Nello studio di Bonnelle del 2011, gli autori hanno effettuato un'fMRI su soggetti sani e con trauma cranico impegnati in un compito di vigilanza e successivamente hanno eseguito un'analisi della connettività funzionale e strutturale. L'fMRI ha mostrato una maggior attività nelle aree del precuneo e della corteccia cingolata posteriore (CCP), aree appartenenti al DMN, nei soggetti con trauma cranico rispetto ai controlli. Sembra quasi che essi facciano fatica a “sganciarsi” dal DMN per attivare le aree del controllo attenzionale, ciò impedirebbe quindi di focalizzare l'attenzione sul compito e comporterebbe una maggior distraibilità. L'aumentata attività in queste aree sarebbe espressione, per gli autori, di un'anomalia nel pattern di attivazione che causerebbe o enfatizzerebbe le difficoltà nel mantenere costante il livello di attenzione.

I ricercatori hanno notato, inoltre, un minor livello di connettività funzionale all'interno della stessa rete default nei soggetti con trauma cranico rispetto ai controlli. Sembra per di più che, anche tra i soli soggetti con trauma cranico, il livello di connettività interna a questo network sia in grado di predire l'andamento migliore o peggiore del soggetto nel corso del compito. I soggetti, cioè, che mostravano una connettività molto bassa tra queste aree erano quelli la cui performance peggiorava di più nel corso del compito.

I ricercatori sospettano che tali cali della vigilanza siano dovuti a un eccessivo sforzo esercitato dai soggetti per limitare l'attività a livello del precuneo e della CCP, che, come abbiamo visto, mostrano un'attivazione esagerata. Tale sforzo comporterebbe un maggiore dispendio di risorse iniziale, che verrebbero quindi distolte dal controllo top-down, e porterebbe i pazienti ad affaticarsi prima della fine del compito.

Gli autori riconducono tali anomalie funzionali a importanti disconnessioni strutturali a livello della materia bianca, in conseguenza del danno assonale diffuso. In particolare, sembrano esserci alterazioni a livello del giro del cingolo, struttura che connette le aree anteriori e posteriori del DMN. Tra l'altro, nei soggetti sani, l'analisi strutturale della materia bianca di quest'area sembra correlare con differenze individuali nell'attenzione.

Gli autori fanno notare, inoltre, come danni o lesioni focali alle aree del precuneo e della CCP siano difficili da riscontrare nei soggetti con altre tipologie di cerebrolesione acquisita, ciononostante esse appaiono particolarmente vulnerabili alla disconnessione strutturale dovuta al danno assonale, forse a causa della loro densa connettività. Sembra infatti che tali aree costituiscano dei nodi importanti a cui arrivano e da cui partono bidirezionalemente numerose vie che li connettono a molte delle altre strutture cerebrali, tanto che Hangmann e altri autori hanno ipotizzato che queste aree, corrispondenti alla porzione posteriore del DMN, costituiscano una sorta di nucleo centrale, il “cuore”, della corteccia cerebrale.

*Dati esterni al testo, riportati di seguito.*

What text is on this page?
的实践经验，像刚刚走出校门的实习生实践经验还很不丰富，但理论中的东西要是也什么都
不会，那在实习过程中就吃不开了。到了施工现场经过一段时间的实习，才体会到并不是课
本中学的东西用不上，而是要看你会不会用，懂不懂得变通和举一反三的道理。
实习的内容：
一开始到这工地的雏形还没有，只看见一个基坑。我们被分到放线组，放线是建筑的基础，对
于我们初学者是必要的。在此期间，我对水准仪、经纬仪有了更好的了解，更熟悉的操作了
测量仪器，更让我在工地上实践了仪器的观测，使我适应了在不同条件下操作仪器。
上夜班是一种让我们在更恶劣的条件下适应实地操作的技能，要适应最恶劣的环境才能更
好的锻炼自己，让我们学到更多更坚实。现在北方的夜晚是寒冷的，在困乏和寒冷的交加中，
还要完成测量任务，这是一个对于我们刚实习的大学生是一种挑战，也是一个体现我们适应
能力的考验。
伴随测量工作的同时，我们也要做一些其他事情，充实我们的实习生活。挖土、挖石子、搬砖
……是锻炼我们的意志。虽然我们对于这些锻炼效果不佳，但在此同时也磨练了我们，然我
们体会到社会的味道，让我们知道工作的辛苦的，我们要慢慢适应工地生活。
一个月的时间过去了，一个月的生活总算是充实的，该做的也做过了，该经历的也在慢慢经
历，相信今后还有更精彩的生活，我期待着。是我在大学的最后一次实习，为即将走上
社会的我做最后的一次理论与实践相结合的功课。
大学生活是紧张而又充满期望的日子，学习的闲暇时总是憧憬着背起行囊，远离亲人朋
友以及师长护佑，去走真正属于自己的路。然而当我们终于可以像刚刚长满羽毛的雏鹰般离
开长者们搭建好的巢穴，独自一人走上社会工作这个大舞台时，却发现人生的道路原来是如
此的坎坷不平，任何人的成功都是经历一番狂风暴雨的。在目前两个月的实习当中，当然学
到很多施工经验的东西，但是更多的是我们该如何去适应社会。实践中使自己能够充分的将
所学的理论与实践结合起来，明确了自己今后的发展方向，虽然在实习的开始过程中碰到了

La disconnessione strutturale interna alla materia bianca, provocata dal danno assonale, crea quindi degli scompensi nella regolazione interna al DMN e ciò avrebbe delle ricadute sul suo alternarsi dinamico con le reti attenzionali. Questo meccanismo sarebbe in ultima analisi responsabile dei disturbi attentivi nei pazienti con TCE.

Sono state fatte anche altre ricerche su questo tema che hanno dato ulteriore evidenza empirica alla disconnessione tra questi network nei traumi cranici. Han nel 2016 ha infatti analizzato la connettività funzionale non solo internamente al DMN, ma anche tra la rete default e le principali reti che regolano i processi attentivi ed esecutivi, e hanno notato come essa sia significativamente ridotta nei pazienti con trauma cranico a confronto con i soggetti sani.

Il danno diffuso a livello della materia bianca crea quindi alterazioni considerevoli nelle connessioni tra i principali network cerebrali, regolanti gli stati di riposo e di vigilanza. Tali alterazioni potrebbero essere il substrato sottostante la compromissione del SAS, manifestata da questi pazienti, che influenzerebbe negativamente tutti i processi che hanno bisogno di un controllo esplicito e cosciente.